Rooted Innovation

Supporting creative grassroots interventions for meaningful social change

Rooted Innovation

Supporting creative grassroots interventions for meaningful social change

Personal Work – Teaching

Personal Work

This site is here to highlight and support the work of a wide range of partners but mostly organized by Dmitri Seals: I am a cultural sociologist of inequality focusing on how differences of race, class, and gender intersect and impact life outcomes. My passion is for community-led, research-based social justice work that equips people to analyze the problems that face them, design their own interventions, and follow through to secure lasting change.

As a scholar, I pursue intersectional mixed-methods research that supports a practical program of social justice and inclusion. As a professor, I work with colleagues at Cal State LA to build models that increase motivation and content learning by connecting social research to practical action. In my practical work, I support movements and organizations committed to building community leadership to equalize cultural, economic, and political power.

I am co-founder and past Executive Director of BAUDL and SVUDL and a co-founder of CaSIG and LEEAF. I have found myself both a critic of the nonprofit industrial complex and an advocate who has raised millions for causes I believe in – because life is complex!  I’m also a proud papa, husband, musician, school volunteer, and neighbor. For more info, explore below.

Teaching
see also Research and Consulting

Teaching and learning is at the core of all I do, with an emphasis on fostering connections between theory, research method, and practical intervention. I try my best to build a community in each course that inspires students to challenge each other, grow from feedback, and flourish together as agents of positive change grounded in community-based social research.

I tend to tailor my work with students to the goals they want to achieve:

  • Students looking to enter a career soon after graduation – my courses work with CaSIG to build a bridge from your undergrad degree to local movements, nonprofits, and service agencies who can help you put social science skills to work in helping communities thrive.
  • Students who want to go to graduate school – my courses teach you to practice rigorous social research connected to your passion and your curiosity, and then link that to real-world interventions.

For both groups, there are opportunities to take the work farther. CaSIG interns work on practical projects for social justice both on campus and with our community partners. For students on the grad school path, I have run several collaborative research projects and am known to co-publish as a supporting author to help aspiring graduate students get their first publications.

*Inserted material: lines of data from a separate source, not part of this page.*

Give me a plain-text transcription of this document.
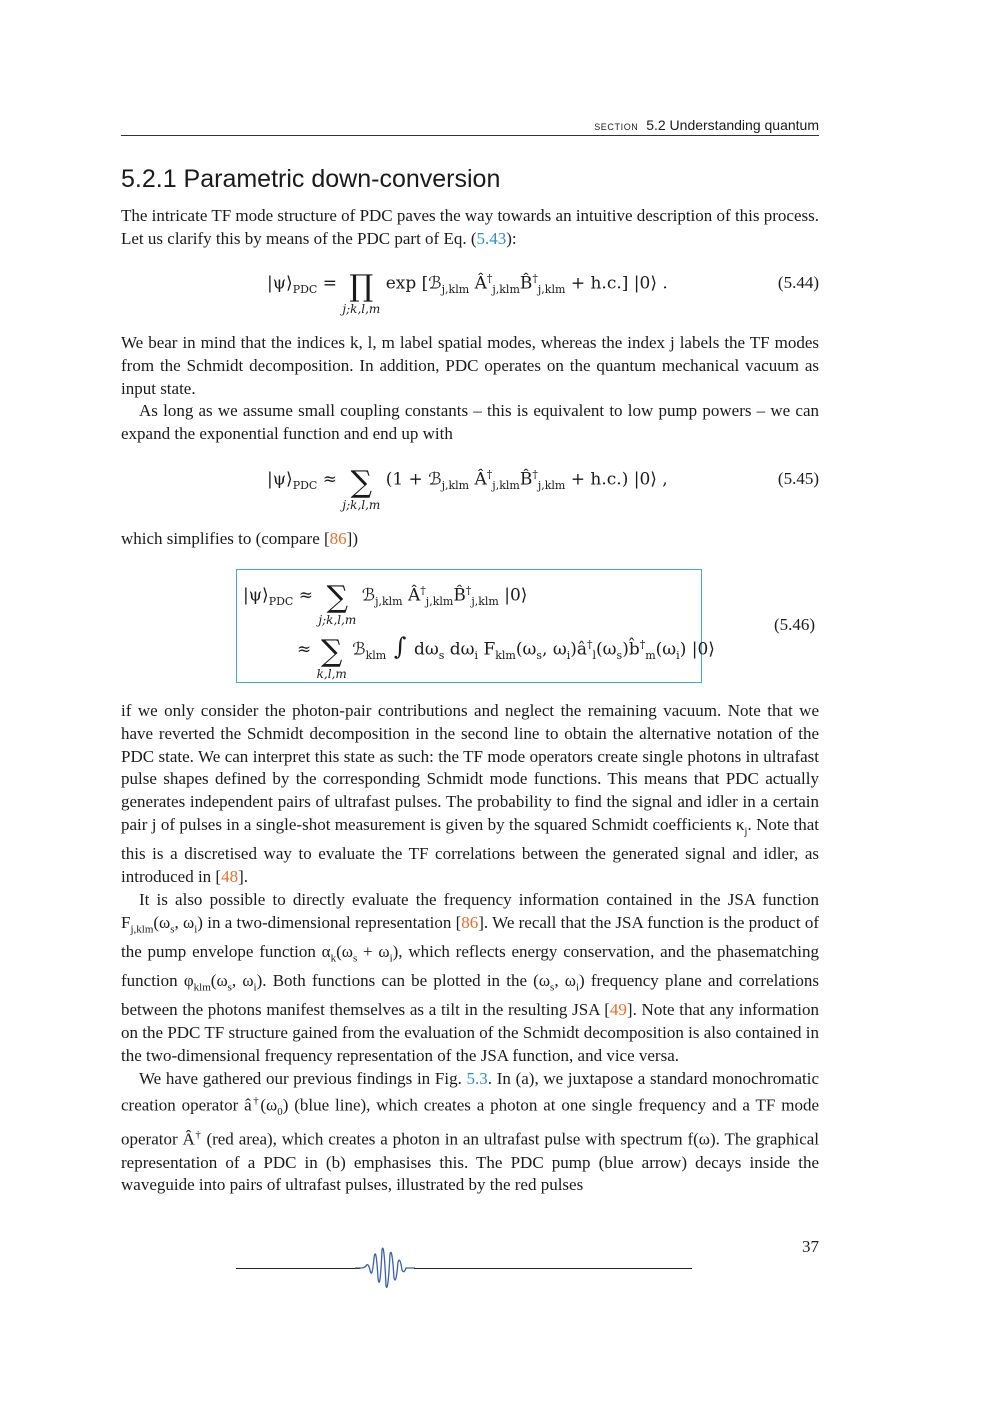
section 5.2 Understanding quantum
5.2.1 Parametric down-conversion

The intricate TF mode structure of PDC paves the way towards an intuitive description of this process. Let us clarify this by means of the PDC part of Eq. (5.43):

$|\psi⟩_{PDC}$ = ∏
j;k,l,m
exp [ℬ$_{j,klm}$ $Â^\dagger_{j,klm}B̂^\dagger_{j,klm} + h.c$.] |0⟩ .	(5.44)

We bear in mind that the indices k, l, m label spatial modes, whereas the index j labels the TF modes from the Schmidt decomposition. In addition, PDC operates on the quantum mechanical vacuum as input state.

As long as we assume small coupling constants – this is equivalent to low pump powers – we can expand the exponential function and end up with

$|\psi⟩_{PDC}$ ≈ ∑
j;k,l,m
(1 + ℬ$_{j,klm}$ $Â^\dagger_{j,klm}B̂^\dagger_{j,klm} + h.c$.) |0⟩ ,	(5.45)

which simplifies to (compare [86])

$|\psi⟩_{PDC}$ ≈ ∑
j;k,l,m
ℬ$_{j,klm}$ $Â^\dagger_{j,klm}B̂^\dagger_{j,klm}$ |0⟩
≈ ∑
k,l,m
ℬ$_{klm}$ ∫ $d\omega_s$ $d\omega_i$ $F_{klm}(\omega_s$, $\omega_i)â^\dagger_l(\omega_s)b̂^\dagger_m(\omega_i)$ |0⟩
(5.46)

if we only consider the photon-pair contributions and neglect the remaining vacuum. Note that we have reverted the Schmidt decomposition in the second line to obtain the alternative notation of the PDC state. We can interpret this state as such: the TF mode operators create single photons in ultrafast pulse shapes defined by the corresponding Schmidt mode functions. This means that PDC actually generates independent pairs of ultrafast pulses. The probability to find the signal and idler in a certain pair j of pulses in a single-shot measurement is given by the squared Schmidt coefficients $\kappa_j$. Note that this is a discretised way to evaluate the TF correlations between the generated signal and idler, as introduced in [48].

It is also possible to directly evaluate the frequency information contained in the JSA function $F_{j,klm}(\omega_s$, $\omega_i$) in a two-dimensional representation [86]. We recall that the JSA function is the product of the pump envelope function $\alpha_k(\omega_s + \omega_i)$, which reflects energy conservation, and the phasematching function $\varphi_{klm}(\omega_s$, $\omega_i$). Both functions can be plotted in the ($\omega_s$, $\omega_i$) frequency plane and correlations between the photons manifest themselves as a tilt in the resulting JSA [49]. Note that any information on the PDC TF structure gained from the evaluation of the Schmidt decomposition is also contained in the two-dimensional frequency representation of the JSA function, and vice versa.

We have gathered our previous findings in Fig. 5.3. In (a), we juxtapose a standard monochromatic creation operator $â^\dagger(\omega_0)$ (blue line), which creates a photon at one single frequency and a TF mode operator Â† (red area), which creates a photon in an ultrafast pulse with spectrum f(ω). The graphical representation of a PDC in (b) emphasises this. The PDC pump (blue arrow) decays inside the waveguide into pairs of ultrafast pulses, illustrated by the red pulses

37
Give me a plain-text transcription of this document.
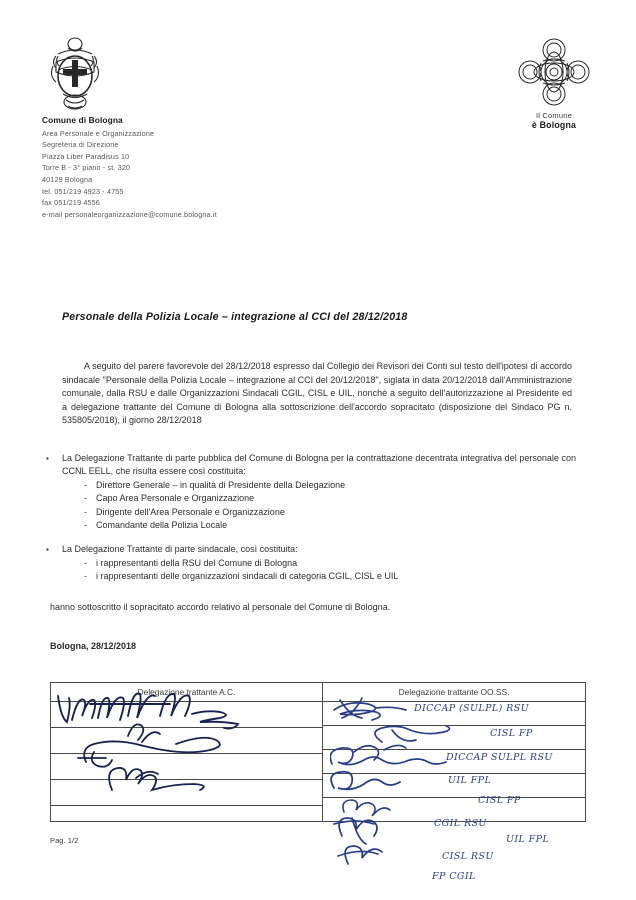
Comune di Bologna
Area Personale e Organizzazione
Segreteria di Direzione
Piazza Liber Paradisus 10
Torre B - 3° piano - st. 320
40129 Bologna
tel. 051/219 4923 - 4755
fax 051/219 4556
e-mail personaleorganizzazione@comune.bologna.it
Il Comune
è Bologna
Personale della Polizia Locale – integrazione al CCI del 28/12/2018
A seguito del parere favorevole del 28/12/2018 espresso dal Collegio dei Revisori dei Conti sul testo dell'ipotesi di accordo sindacale "Personale della Polizia Locale – integrazione al CCI del 20/12/2018", siglata in data 20/12/2018 dall'Amministrazione comunale, dalla RSU e dalle Organizzazioni Sindacali CGIL, CISL e UIL, nonché a seguito dell'autorizzazione al Presidente ed a delegazione trattante del Comune di Bologna alla sottoscrizione dell'accordo sopracitato (disposizione del Sindaco PG n. 535805/2018), il giorno 28/12/2018
▪	La Delegazione Trattante di parte pubblica del Comune di Bologna per la contrattazione decentrata integrativa del personale con CCNL EELL, che risulta essere così costituita:
- Direttore Generale – in qualità di Presidente della Delegazione
- Capo Area Personale e Organizzazione
- Dirigente dell'Area Personale e Organizzazione
- Comandante della Polizia Locale
▪	La Delegazione Trattante di parte sindacale, così costituita:
- i rappresentanti della RSU del Comune di Bologna
- i rappresentanti delle organizzazioni sindacali di categoria CGIL, CISL e UIL
hanno sottoscritto il sopracitato accordo relativo al personale del Comune di Bologna.
Bologna, 28/12/2018
Delegazione trattante A.C.	Delegazione trattante OO.SS.
DICCAP (SULPL) RSU
CISL FP
DICCAP SULPL RSU
UIL FPL
CISL FP
CGIL RSU
UIL FPL
CISL RSU
FP CGIL
Pag. 1/2
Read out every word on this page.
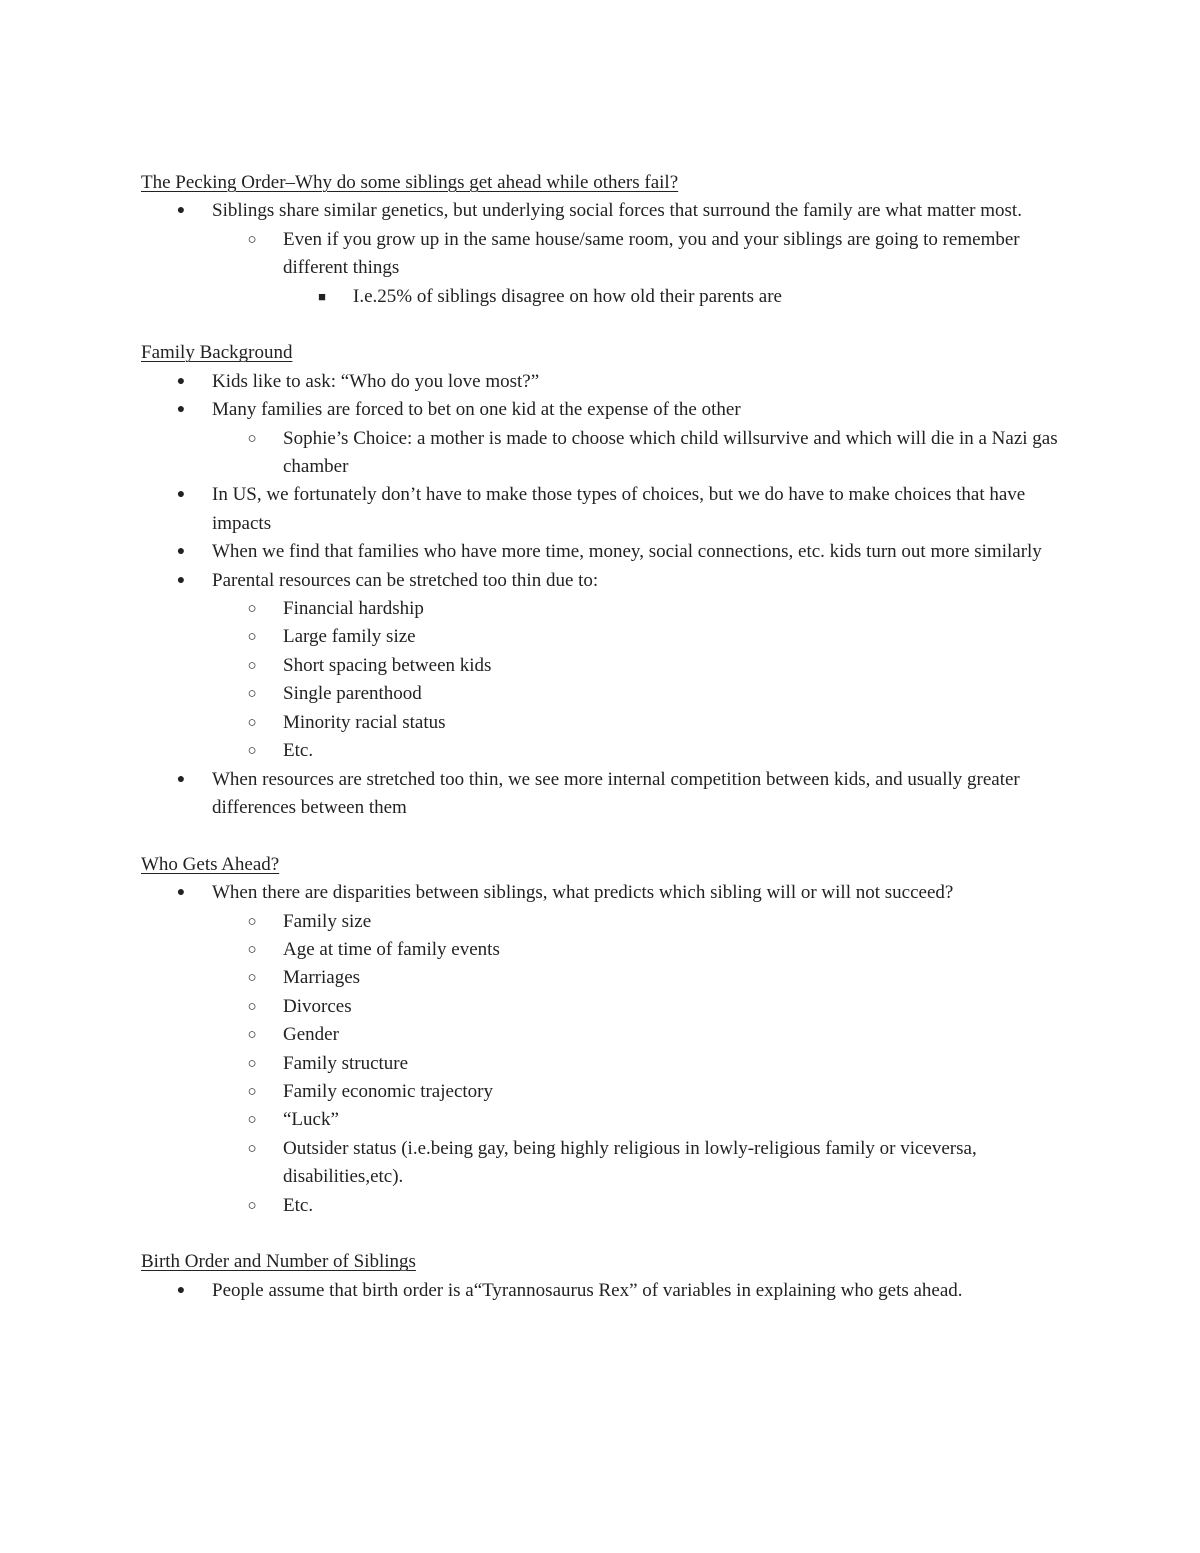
The Pecking Order–Why do some siblings get ahead while others fail?

●	Siblings share similar genetics, but underlying social forces that surround the family are what matter most.

○ Even if you grow up in the same house/same room, you and your siblings are going to remember different things

■	I.e.25% of siblings disagree on how old their parents are

Family Background

●	Kids like to ask: “Who do you love most?”

●	Many families are forced to bet on one kid at the expense of the other

○ Sophie’s Choice: a mother is made to choose which child willsurvive and which will die in a Nazi gas chamber

●	In US, we fortunately don’t have to make those types of choices, but we do have to make choices that have impacts

●	When we find that families who have more time, money, social connections, etc. kids turn out more similarly

●	Parental resources can be stretched too thin due to:

○ Financial hardship

○ Large family size

○ Short spacing between kids

○ Single parenthood

○ Minority racial status

○ Etc.

●	When resources are stretched too thin, we see more internal competition between kids, and usually greater differences between them

Who Gets Ahead?

●	When there are disparities between siblings, what predicts which sibling will or will not succeed?

○ Family size

○ Age at time of family events

○ Marriages

○ Divorces

○ Gender

○ Family structure

○ Family economic trajectory

○ “Luck”

○ Outsider status (i.e.being gay, being highly religious in lowly-religious family or viceversa, disabilities,etc).

○ Etc.

Birth Order and Number of Siblings

●	People assume that birth order is a“Tyrannosaurus Rex” of variables in explaining who gets ahead.
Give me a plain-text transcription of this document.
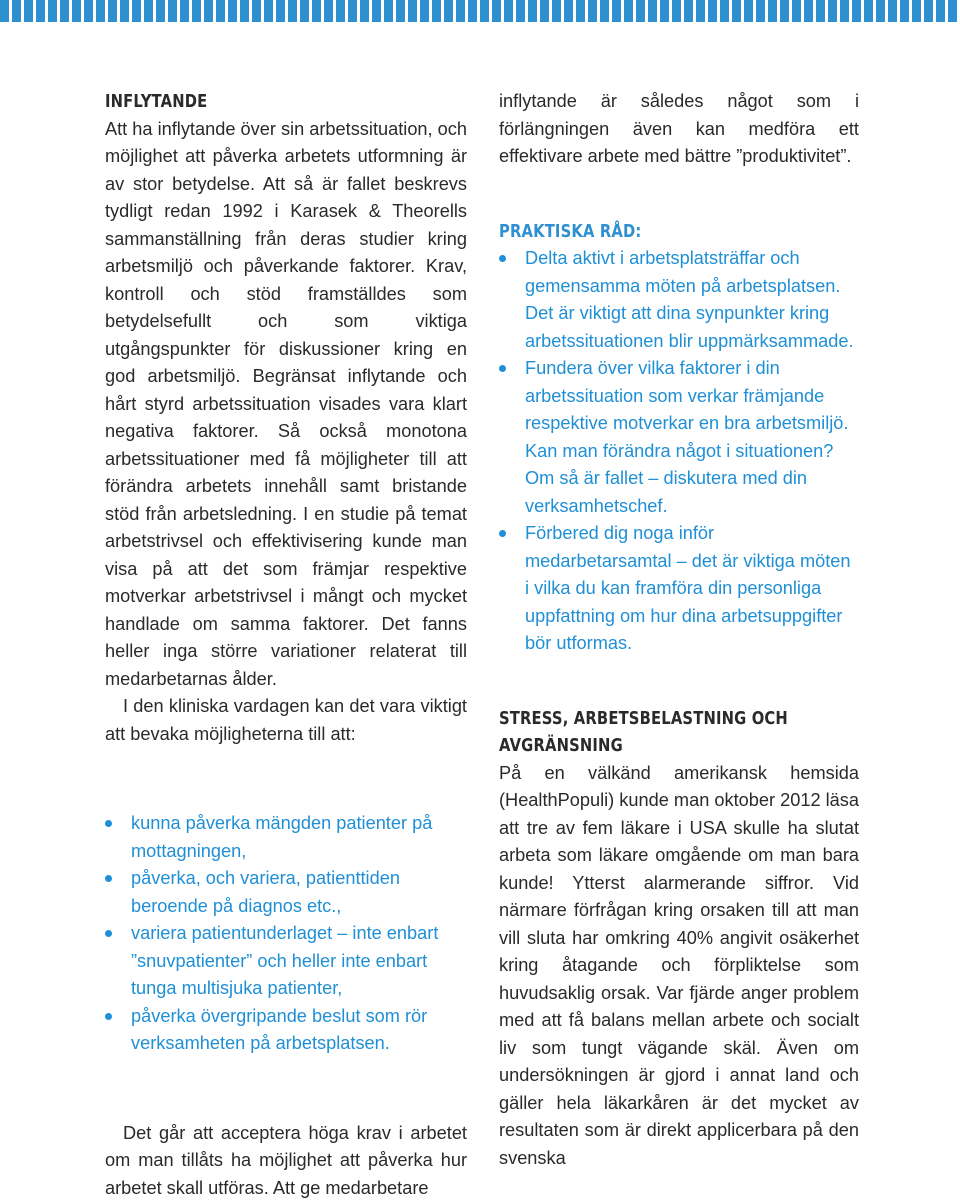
INFLYTANDE

Att ha inflytande över sin arbetssituation, och möjlighet att påverka arbetets utformning är av stor betydelse. Att så är fallet beskrevs tydligt redan 1992 i Karasek & Theorells sammanställning från deras studier kring arbetsmiljö och påverkande faktorer. Krav, kontroll och stöd framställdes som betydelsefullt och som viktiga utgångspunkter för diskussioner kring en god arbetsmiljö. Begränsat inflytande och hårt styrd arbetssituation visades vara klart negativa faktorer. Så också monotona arbetssituationer med få möjligheter till att förändra arbetets innehåll samt bristande stöd från arbetsledning. I en studie på temat arbetstrivsel och effektivisering kunde man visa på att det som främjar respektive motverkar arbetstrivsel i mångt och mycket handlade om samma faktorer. Det fanns heller inga större variationer relaterat till medarbetarnas ålder.

I den kliniska vardagen kan det vara viktigt att bevaka möjligheterna till att:

kunna påverka mängden patienter på mottagningen,
påverka, och variera, patienttiden beroende på diagnos etc.,
variera patientunderlaget – inte enbart ”snuvpatienter” och heller inte enbart tunga multisjuka patienter,
påverka övergripande beslut som rör verksamheten på arbetsplatsen.

Det går att acceptera höga krav i arbetet om man tillåts ha möjlighet att påverka hur arbetet skall utföras. Att ge medarbetare

inflytande är således något som i förlängningen även kan medföra ett effektivare arbete med bättre ”produktivitet”.

PRAKTISKA RÅD:
Delta aktivt i arbetsplatsträffar och gemensamma möten på arbetsplatsen. Det är viktigt att dina synpunkter kring arbetssituationen blir uppmärksammade.
Fundera över vilka faktorer i din arbetssituation som verkar främjande respektive motverkar en bra arbetsmiljö. Kan man förändra något i situationen? Om så är fallet – diskutera med din verksamhetschef.
Förbered dig noga inför medarbetarsamtal – det är viktiga möten i vilka du kan framföra din personliga uppfattning om hur dina arbetsuppgifter bör utformas.
STRESS, ARBETSBELASTNING OCH
AVGRÄNSNING

På en välkänd amerikansk hemsida (HealthPopuli) kunde man oktober 2012 läsa att tre av fem läkare i USA skulle ha slutat arbeta som läkare omgående om man bara kunde! Ytterst alarmerande siffror. Vid närmare förfrågan kring orsaken till att man vill sluta har omkring 40% angivit osäkerhet kring åtagande och förpliktelse som huvudsaklig orsak. Var fjärde anger problem med att få balans mellan arbete och socialt liv som tungt vägande skäl. Även om undersökningen är gjord i annat land och gäller hela läkarkåren är det mycket av resultaten som är direkt applicerbara på den svenska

I have redesigned and taught the following courses:

  • Civic Learning
    What does it mean to serve social justice? This course builds a bridge between sociological analysis and direct service, preparing students to become leaders and key position players in organizations striving for justice and equality. We use readings from multiple disciplines to give a strong theoretical foundation, and then we use that foundation to enrich the nuts and bolts: how to run an effective meeting, how to understand program models, how to make a real contribution. Students get into teams and directly partner with an equity program, ending by making a proposal to contribute to the strategy of their partner program. Each semester has a theme, so far including civic engagement in Los Angeles and student success on campus.
  • Race, Class, and Gender
    How do differences intersect?  This course takes an intersectional approach to inequalities of race, gender, and class. We start with the personal, tracing early memories to understand how difference and discrimination impact individual lives. Then we move to historical analysis, for instance reading the rise of modern racial systems against articles that trace racial conflicts in Los Angeles. Each student leads their own micro-research project, designing and implementing a quantitative survey and qualitative interviews to understand how race, class, and gender impact the daily lives of their friends, family, and neighbors. Drawing lessons from the study of past movements, we close the semester by working in teams to produce an intersectional strategy to intervene in inequality based on their research over the term.
  • Cultural Emotions
    How do you change culture?  In this course, we seek to understand how the cultural world shapes emotions and how emotions change the world, with a specific focus on racial and ethnic difference. Feelings play a powerful role in everyday life: from politics to business, from love to hate, emotions are at the root of human behavior. In additional to reading academic literature in a wide variety of disciplines, we study cultural experience and emotional interactions in the real world, working together to find out what moves people, where cultures come from, and how to make messages and movements that truly resonate.  Perfect course for anyone interested in relationships, social psychology, movements, intersectionality, and the feels.
  • Social Change
    What causes meaningful change? Many try to make a lasting change in their lifetimes, but only a few succeed: in this course, we ask why. From protest movements to technological revolutions, we use the tools of quantitative and qualitative sociology to explore the theory, history, and practice. In addition to reading academic literature on social change, we read the world, using GIS data  find out where a real difference is possible. The rest is up to you: with a group, you design solutions and present them to prominent community members who can help you carry your ideas forward. Perfect course for anyone interested in political advocacy, community service, or social entrepreneurship.
  • Social Class & Inequality
    Why does inequality persist?  This course explores class inequality at scales from neighborhood to globe, tracing how class intersects with and co-constructs race, gender, and other lines of social division. We use quantitative and qualitative analysis to understand the issues that matter most in our communities and then equip ourselves with the knowledge to act using history, theory, and case studies.  Students gather into teams and wrestle with the deepest question of the course: how can we use the knowledge we have gained about the array of forces that perpetuate class inequality to design interventions that actually make a difference?